We explored proteinoid and proteinoid-PS microsphere systems. They show unique electrochemical behavior and hold promise for computation. The electrical signals show a clear difference. In pure proteinoids, there is stochastic spiking. In PS hybrids, the signals have ordered sinusoidal oscillations at f = 0.05 Hz. This highlights how changes in structure can have a substantial impact on charge transport dynamics. Using Boolean logic with time-based changes opens doors for new computing methods. In this approach, how states change over time plays a key role in processing information. Fe³⁺ doping causes a strong reaction. This reaction involves the redox balance Fe³⁺ + e^– ⇌ Fe²⁺. It also leads to increased potential differences, around ΔV ≈ 250 mV. This allows for external control of these systems. The equivalent circuit analysis shifts from R(WC) to (WC) O topology. This transition helps us see more complex interfacial processes in pure and PS-modified systems. These findings help us understand primitive bioelectrical systems better. They also show that proteinoid microspheres could be great for biomolecular computing devices. These devices need to evolve in a way that allows them to respond to their environment.

The Supporting Information is available free of charge at https://pubs.acs.org/doi/10.1021/acs.langmuir.5c00932.
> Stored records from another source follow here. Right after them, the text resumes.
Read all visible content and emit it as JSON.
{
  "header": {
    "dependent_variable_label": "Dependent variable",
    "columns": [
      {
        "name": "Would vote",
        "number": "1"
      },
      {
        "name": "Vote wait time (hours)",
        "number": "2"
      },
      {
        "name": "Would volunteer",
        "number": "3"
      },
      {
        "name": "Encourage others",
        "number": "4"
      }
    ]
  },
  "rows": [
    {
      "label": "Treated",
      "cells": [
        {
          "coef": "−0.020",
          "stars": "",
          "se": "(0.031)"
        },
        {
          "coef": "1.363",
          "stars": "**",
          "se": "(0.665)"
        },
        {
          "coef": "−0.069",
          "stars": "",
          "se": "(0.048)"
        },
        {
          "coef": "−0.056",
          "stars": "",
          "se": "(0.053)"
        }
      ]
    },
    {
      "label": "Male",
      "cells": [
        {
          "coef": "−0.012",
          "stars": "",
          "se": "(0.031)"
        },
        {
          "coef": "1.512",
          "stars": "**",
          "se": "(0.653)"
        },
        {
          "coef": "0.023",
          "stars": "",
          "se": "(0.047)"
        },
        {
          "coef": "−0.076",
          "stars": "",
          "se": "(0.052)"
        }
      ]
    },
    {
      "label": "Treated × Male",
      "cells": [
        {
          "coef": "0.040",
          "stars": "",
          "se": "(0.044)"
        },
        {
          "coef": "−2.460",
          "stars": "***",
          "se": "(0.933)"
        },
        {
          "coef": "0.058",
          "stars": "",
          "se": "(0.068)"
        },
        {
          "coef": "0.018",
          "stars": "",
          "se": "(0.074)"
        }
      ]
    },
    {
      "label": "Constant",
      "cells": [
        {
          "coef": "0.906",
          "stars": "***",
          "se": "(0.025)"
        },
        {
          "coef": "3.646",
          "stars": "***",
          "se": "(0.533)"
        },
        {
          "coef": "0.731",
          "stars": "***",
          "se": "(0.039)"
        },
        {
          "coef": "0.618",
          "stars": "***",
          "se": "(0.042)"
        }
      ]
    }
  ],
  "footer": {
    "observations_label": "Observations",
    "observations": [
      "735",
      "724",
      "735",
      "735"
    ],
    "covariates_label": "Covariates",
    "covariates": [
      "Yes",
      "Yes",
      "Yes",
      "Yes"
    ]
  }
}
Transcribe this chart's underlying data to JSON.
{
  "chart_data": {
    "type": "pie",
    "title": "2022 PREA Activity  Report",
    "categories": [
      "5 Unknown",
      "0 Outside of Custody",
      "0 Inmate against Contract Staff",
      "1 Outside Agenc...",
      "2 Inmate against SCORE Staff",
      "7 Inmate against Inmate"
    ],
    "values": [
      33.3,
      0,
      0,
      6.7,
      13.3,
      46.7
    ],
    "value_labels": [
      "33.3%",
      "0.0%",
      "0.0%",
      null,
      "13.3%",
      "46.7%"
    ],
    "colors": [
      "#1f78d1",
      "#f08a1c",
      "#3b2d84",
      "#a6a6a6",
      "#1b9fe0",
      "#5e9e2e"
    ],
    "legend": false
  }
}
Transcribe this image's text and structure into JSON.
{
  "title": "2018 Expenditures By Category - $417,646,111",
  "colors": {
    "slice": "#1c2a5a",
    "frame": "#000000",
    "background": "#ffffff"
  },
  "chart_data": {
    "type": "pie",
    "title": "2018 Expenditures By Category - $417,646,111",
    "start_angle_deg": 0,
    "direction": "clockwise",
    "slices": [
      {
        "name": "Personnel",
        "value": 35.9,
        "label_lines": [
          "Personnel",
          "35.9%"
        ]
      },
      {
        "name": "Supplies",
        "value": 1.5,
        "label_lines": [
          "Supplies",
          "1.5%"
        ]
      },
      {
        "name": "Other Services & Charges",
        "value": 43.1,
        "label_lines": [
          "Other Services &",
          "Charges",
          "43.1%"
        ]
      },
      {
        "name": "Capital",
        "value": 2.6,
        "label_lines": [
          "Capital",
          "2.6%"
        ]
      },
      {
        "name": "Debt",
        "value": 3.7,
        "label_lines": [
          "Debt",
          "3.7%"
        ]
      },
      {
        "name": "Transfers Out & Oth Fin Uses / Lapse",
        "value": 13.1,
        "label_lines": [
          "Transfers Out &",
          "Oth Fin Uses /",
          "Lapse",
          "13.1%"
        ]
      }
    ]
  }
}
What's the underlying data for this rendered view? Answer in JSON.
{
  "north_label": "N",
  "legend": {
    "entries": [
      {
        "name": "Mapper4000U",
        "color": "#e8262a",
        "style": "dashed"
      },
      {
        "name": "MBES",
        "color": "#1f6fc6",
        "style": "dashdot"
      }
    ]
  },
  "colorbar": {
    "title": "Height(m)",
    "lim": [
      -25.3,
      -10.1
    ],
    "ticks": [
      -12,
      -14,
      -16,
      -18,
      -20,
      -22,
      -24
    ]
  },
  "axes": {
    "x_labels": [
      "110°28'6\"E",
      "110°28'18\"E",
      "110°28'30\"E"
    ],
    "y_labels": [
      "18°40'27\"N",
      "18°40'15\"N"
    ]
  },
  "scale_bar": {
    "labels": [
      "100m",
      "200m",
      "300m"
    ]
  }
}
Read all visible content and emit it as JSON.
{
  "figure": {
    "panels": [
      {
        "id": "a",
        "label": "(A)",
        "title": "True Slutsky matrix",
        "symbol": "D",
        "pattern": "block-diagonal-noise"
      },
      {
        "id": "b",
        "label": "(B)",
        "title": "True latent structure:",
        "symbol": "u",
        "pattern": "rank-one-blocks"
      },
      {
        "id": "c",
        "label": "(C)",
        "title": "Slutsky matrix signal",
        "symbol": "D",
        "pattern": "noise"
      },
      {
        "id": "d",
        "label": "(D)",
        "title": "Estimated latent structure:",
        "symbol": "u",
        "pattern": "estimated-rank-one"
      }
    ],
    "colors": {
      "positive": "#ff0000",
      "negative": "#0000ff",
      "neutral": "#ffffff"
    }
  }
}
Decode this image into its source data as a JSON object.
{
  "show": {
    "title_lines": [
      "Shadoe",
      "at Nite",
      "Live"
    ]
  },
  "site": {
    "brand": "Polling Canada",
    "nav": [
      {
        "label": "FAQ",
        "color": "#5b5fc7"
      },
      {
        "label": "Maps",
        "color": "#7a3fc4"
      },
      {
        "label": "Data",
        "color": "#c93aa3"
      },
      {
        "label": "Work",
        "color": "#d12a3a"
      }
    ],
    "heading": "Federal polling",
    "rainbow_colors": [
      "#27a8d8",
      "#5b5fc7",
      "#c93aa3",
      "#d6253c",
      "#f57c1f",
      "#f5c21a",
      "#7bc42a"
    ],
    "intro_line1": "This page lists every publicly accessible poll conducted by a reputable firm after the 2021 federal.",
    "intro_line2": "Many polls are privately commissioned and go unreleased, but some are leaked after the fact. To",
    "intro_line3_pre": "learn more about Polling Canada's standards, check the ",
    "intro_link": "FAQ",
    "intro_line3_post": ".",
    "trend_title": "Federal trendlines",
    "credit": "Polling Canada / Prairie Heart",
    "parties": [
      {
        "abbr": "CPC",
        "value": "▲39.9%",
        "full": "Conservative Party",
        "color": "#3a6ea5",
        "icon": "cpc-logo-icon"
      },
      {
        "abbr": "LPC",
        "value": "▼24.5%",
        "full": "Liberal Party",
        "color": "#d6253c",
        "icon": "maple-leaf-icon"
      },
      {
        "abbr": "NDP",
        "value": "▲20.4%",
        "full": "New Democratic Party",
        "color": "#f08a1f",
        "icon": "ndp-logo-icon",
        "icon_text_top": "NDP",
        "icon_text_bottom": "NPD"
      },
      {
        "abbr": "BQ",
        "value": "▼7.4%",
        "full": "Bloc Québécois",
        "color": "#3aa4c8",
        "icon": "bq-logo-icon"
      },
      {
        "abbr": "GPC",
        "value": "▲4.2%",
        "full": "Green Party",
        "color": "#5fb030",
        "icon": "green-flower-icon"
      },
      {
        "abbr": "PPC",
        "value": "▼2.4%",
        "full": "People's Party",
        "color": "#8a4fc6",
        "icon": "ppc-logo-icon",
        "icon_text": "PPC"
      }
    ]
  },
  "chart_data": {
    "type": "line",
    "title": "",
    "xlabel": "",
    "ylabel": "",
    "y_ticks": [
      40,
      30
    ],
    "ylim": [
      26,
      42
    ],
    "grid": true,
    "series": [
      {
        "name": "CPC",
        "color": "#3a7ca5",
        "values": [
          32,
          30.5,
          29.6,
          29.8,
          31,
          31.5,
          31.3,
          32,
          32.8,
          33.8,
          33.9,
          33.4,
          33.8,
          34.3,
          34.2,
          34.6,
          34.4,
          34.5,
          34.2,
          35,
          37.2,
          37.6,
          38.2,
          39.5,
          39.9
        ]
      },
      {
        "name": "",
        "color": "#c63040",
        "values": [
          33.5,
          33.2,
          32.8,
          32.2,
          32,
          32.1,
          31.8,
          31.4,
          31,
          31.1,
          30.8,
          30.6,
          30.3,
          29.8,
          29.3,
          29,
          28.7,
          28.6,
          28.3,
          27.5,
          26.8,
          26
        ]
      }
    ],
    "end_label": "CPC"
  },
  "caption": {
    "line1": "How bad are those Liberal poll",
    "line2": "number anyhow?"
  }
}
• Temporal resistance measurements of Fe­(NO₃)₃ solution over 60,000 s showing stable electrical behavior (mean = 0.150 MΩ, std = 0.062 MΩ) with minimal time-dependent variation, this establishes baseline Fe³⁺ ion properties for comparison with dynamic proteinoid–PS–Fe³⁺ hybrid systems (Figure S1); impedance magnitude analysis shows a 3-fold drop in electrical resistance, pure proteinoid systems have a resistance of about |Z| ≈ 0.20 MΩ, in contrast, proteinoid–PS hybrid systems show |Z| ≈ 0.07 MΩ, this change highlights better charge transfer and improved electrochemical performance in PS-templated bioelectronic assemblies (Figure S2); impedance distribution analysis reveals distinct electrical properties in pure proteinoid systems, these systems exhibit a wide scatter, with outliers reaching up to 3.4 MΩ, in contrast, proteinoid–PS hybrid systems display uniform, low-impedance clustering around ∼0.1 MΩ, this contrast highlights the templating effect of PS on enhancing electrochemical consistency (Figure S3); the temporal potential profile of Fe­(NO₃)₃ solution over 12,000 s shows no spontaneous oscillations, the potential steadily declines from +120 to −50 mV, then stabilizes around – 5 mV, this confirms that ferrous nitrate alone does not produce the bioelectronic activity observed in proteinoid-PS systems (Figure S4) (PDF)

The authors declare no competing financial interest.